Моя одиссея - Авдеев Виктор Федорович 11 стр.


Бежать от Новиковых? Но что я буду делать один на улице? Там и без меня полно беспризорников.

Выпал молодой, нежный, пушистый снежок, а мы все еще жили в гостинице. Забавляясь от скуки, «отец» как-то показал мне три пуговицы: зеленую, красную и белую.

– Какая тебе нравится? Мне нравилась красная.

– Мужик, – брезгливо поморщился он. – Белый цвет – самый чистый предмет. А вот тебе другая поговорка: дурак – красному рад. Как был ты сыном школьной сторожихи, так и остался, а вырастешь… одна тебе дорога – в дворники.
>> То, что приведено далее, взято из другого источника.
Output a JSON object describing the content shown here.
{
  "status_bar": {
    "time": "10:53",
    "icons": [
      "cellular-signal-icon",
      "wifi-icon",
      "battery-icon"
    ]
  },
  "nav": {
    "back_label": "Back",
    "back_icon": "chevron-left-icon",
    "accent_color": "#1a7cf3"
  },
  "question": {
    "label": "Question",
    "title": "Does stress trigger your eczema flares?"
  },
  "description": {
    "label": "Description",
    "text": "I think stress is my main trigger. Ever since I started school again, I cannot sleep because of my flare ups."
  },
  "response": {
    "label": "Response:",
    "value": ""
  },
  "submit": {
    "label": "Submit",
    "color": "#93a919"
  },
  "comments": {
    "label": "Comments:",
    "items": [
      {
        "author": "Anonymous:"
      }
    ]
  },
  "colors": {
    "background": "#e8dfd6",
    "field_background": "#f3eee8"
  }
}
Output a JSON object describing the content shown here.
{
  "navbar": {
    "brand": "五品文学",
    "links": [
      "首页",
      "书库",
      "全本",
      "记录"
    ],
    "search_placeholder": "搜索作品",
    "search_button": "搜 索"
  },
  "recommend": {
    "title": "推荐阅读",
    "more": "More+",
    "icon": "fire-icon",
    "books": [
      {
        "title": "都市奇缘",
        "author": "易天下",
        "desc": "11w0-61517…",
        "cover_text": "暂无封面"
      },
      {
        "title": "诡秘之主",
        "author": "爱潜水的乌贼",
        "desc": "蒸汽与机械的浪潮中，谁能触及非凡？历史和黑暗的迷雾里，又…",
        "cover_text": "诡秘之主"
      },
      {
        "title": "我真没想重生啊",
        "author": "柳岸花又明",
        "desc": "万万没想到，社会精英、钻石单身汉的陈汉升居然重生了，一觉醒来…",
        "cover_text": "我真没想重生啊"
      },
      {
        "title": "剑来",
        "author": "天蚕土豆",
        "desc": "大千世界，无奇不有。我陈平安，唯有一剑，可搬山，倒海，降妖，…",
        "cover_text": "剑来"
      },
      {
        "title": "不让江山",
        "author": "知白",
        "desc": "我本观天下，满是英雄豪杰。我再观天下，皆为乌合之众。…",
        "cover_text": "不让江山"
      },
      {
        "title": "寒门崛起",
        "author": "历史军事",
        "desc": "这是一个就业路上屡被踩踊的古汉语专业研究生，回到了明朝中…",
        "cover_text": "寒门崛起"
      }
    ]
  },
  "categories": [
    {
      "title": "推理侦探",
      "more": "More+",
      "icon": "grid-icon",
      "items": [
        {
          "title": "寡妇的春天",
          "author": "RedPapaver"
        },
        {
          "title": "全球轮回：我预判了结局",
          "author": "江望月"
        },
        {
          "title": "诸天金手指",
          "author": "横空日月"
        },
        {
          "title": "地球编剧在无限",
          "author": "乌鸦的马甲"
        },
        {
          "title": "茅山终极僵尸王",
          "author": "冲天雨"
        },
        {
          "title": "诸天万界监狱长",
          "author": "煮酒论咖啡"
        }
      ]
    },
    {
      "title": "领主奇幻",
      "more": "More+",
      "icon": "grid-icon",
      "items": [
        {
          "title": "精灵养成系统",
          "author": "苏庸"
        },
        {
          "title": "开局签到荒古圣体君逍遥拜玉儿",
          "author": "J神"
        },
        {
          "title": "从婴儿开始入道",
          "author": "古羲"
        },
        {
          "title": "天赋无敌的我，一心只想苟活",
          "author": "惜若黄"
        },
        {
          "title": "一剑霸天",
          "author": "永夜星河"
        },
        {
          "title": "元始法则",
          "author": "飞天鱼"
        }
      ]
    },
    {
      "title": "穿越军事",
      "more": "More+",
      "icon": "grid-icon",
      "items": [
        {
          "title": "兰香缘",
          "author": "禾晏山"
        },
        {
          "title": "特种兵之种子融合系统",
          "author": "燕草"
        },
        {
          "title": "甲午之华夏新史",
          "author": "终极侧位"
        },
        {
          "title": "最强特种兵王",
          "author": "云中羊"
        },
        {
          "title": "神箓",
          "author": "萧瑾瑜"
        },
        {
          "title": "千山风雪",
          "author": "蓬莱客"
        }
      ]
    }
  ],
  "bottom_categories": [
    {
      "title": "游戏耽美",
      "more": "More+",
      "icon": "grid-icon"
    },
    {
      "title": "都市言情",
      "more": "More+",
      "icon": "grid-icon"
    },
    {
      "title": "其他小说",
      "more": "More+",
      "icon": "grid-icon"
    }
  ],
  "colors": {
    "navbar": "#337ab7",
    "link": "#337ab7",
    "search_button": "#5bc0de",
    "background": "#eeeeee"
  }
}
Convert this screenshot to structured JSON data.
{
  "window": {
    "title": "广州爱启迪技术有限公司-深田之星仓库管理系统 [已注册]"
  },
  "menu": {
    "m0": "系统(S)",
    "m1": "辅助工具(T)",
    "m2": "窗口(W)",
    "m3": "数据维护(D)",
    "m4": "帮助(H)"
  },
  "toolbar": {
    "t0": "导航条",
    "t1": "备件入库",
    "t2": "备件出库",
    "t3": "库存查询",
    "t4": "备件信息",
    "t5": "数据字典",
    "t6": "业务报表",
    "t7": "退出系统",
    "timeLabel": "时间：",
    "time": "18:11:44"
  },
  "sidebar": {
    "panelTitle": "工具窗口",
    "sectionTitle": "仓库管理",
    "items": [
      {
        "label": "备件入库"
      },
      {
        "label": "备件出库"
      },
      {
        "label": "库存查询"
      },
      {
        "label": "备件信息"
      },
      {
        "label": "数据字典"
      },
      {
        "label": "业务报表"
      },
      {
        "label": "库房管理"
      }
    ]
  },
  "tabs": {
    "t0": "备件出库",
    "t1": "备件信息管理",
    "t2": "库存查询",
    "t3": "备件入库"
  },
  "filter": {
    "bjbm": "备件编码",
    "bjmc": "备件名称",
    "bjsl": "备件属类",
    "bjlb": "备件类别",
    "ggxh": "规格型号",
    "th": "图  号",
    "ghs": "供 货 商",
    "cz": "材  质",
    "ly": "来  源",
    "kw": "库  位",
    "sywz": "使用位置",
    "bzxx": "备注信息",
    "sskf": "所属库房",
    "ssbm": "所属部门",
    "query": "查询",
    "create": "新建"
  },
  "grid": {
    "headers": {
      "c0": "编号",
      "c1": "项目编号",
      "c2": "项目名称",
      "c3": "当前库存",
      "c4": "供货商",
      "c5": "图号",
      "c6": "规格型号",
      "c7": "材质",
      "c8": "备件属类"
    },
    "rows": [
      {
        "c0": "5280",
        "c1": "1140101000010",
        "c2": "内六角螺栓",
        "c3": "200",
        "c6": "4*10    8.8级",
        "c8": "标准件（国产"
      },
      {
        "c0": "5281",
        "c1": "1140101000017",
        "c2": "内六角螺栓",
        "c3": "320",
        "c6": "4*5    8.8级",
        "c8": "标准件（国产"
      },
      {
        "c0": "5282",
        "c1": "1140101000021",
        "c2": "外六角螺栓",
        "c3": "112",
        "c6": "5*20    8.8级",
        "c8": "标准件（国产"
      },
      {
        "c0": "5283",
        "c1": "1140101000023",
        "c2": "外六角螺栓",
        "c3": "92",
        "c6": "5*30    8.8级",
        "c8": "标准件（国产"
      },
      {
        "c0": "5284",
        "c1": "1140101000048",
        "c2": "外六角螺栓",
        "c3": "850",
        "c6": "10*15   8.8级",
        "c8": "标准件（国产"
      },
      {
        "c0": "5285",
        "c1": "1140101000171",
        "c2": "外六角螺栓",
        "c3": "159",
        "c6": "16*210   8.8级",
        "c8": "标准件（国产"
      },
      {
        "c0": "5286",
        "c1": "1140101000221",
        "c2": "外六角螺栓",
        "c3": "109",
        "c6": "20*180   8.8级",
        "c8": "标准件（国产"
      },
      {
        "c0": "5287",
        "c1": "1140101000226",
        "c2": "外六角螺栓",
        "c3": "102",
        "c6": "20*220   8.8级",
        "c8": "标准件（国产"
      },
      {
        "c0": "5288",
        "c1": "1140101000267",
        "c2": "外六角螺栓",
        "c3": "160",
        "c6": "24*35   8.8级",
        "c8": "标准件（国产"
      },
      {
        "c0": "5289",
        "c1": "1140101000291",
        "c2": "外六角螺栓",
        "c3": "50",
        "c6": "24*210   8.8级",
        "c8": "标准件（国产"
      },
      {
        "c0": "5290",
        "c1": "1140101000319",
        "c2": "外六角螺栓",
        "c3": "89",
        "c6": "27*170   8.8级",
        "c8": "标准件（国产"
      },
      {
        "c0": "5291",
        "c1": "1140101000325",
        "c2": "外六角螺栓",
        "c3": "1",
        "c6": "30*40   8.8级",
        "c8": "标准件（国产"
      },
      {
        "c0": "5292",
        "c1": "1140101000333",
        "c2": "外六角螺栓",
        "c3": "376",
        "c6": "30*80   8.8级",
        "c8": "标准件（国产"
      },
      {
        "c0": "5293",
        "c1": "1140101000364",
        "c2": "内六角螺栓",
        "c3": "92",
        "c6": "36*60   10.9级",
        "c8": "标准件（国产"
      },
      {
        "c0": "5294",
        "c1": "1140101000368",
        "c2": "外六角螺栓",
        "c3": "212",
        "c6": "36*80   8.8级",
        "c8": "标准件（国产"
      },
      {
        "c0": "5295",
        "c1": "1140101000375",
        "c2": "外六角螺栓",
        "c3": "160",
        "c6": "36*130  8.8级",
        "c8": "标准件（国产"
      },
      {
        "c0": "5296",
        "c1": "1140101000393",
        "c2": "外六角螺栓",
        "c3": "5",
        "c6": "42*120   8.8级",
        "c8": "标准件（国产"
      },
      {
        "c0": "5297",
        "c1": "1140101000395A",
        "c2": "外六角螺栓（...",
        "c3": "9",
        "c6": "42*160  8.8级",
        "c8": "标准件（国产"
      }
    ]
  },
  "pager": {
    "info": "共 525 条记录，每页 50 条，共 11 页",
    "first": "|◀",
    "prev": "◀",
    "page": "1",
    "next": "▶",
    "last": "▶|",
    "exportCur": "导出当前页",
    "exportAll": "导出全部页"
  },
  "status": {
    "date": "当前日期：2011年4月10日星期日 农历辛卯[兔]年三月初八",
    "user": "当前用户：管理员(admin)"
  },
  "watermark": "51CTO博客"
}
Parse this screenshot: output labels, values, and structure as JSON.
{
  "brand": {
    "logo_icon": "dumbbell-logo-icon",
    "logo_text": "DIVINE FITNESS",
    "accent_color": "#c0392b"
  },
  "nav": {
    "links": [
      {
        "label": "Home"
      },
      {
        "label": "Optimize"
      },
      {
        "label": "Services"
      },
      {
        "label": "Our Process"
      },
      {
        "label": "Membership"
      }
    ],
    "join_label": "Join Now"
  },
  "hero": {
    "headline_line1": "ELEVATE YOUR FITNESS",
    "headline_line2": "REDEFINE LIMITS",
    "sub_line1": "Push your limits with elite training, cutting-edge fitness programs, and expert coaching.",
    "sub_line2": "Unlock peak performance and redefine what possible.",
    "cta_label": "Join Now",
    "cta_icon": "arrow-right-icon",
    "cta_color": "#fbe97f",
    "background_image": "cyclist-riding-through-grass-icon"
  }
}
Он тут же поинтересовался, что я еще знаю. Я знал стишок про серого козлика и как от него остались рожки да ножки. Новиков расхохотался и показал мне, как надо при чтении отставлять ногу и закатывать глаза.

После этого я спел "Смело, товарищи, в ногу". Он дирижировал, а я с удовольствием разевал рот, мне нравилось такое «образование». Но «отец» неожиданно сказал, что все нынешние песни крикливы, режут ухо, и затеял вольноамериканскую борьбу. Он гаки не шутя мял мне шею, швырял на пол, я кряхтел и с трудом сдерживал желание укусить его или дать головой в живот. Себя с Новиковыми я чувствовал неловко: называть их папой, мамой, как заправдашних родителей, я не мог, и потом, я совсем отвык от ласки и считал постыдным «лизаться».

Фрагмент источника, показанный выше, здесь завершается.